Los arquitectos y el castillo de aire

24 octubre, 2014 02:00

Frank Gerhy

El encuentro entre Frank Gehry, Premio Principe de Asturias de las Artes 2014, y Rafael Moneo en LABoral levantó un castillo de aire donde sin duda podrían haberse levantado un modesto edificio de pensamiento y correspondencia con el interés de los asistentes.

Quizá fuera un error de los asistentes al acto esperar lo que su título (Arquitectura: el futuro en construcción) decía de éste: un debate sobre el futuro de la arquitectura nada menos que entre el flamante premio Príncipe de Asturias de las Artes 2014, el arquitecto canadiense asentado en Los Ángeles, Frank Gehry (1929), y quien recibiera el mismo galardón hace dos años, Rafael Moneo (1937), con la moderación de la italiana establecida en Barcelona Benedetta Tagliabue (1963), otra arquitecta y, curiosamente, integrante de los dos jurados que premiaron a ambos patricios del arte y oficio de proyectar y diseñar edificios, estructuras y espacios. Pero, por desgracia, el título del acto no tuvo mucho que ver con lo que sucedió ayer por la tarde en el espacio de La Nave de LABoral, Gijón.
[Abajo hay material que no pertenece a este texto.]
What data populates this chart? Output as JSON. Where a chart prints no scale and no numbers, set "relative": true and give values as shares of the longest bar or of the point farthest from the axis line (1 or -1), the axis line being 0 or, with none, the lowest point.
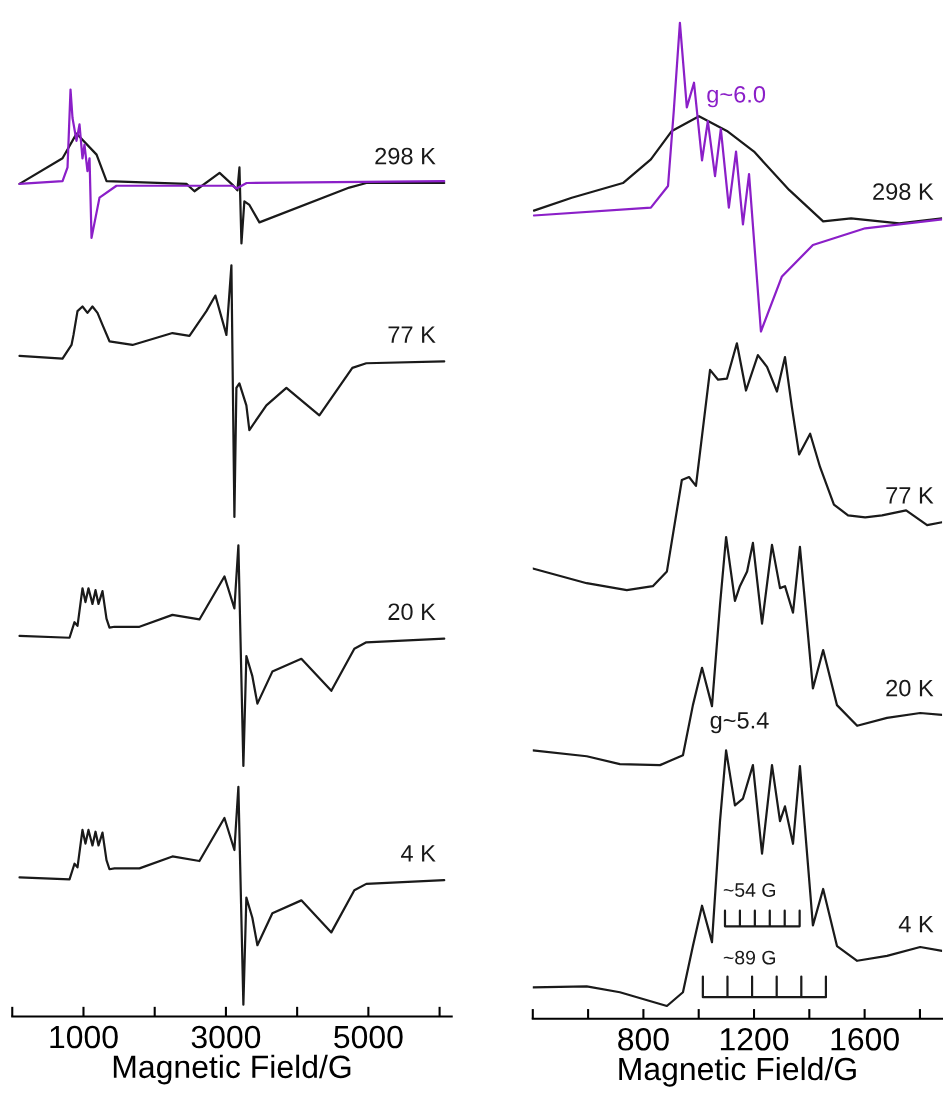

Un debate, nos dice el diccionario de la RAE, es una controversia o discusión, o, incluso, una contienda, una lucha o un combate. Frank Gehry y Rafael Moneo, autores de dos modelos bien distintos de concebir la arquitectura, dueños de una visión particular de lo que es el arte, conocedores experimentados como pocos de las muchas luces y (acaso más que nunca) sombras que bañan su antiguo y venerable oficio en el presente y sobre lo que dejarán detrás suyo cuando tengan que interrumpir forzosamente su actividad, podrían haber confrontado sus posiciones sobre cualquiera de un sinfín de asuntos ante quienes llenábamos aquella gran sala. Pero lo que ocurrió es que dos de los más reputados y premiados arquitectos del mundo y una arquitecta también reconocida, continuadora de una labor también histórica (la del que fuera su esposo Enric Miralles) e integrante del jurado de los premios Príncipes de Asturias, levantaron, digámoslo así, un castillo de aire donde sin duda podrían haber levantado siquiera un modesto edificio (una barraca, un hórreo, una casa baja de aldea) de pensamiento y correspondencia con el interés de los asistentes.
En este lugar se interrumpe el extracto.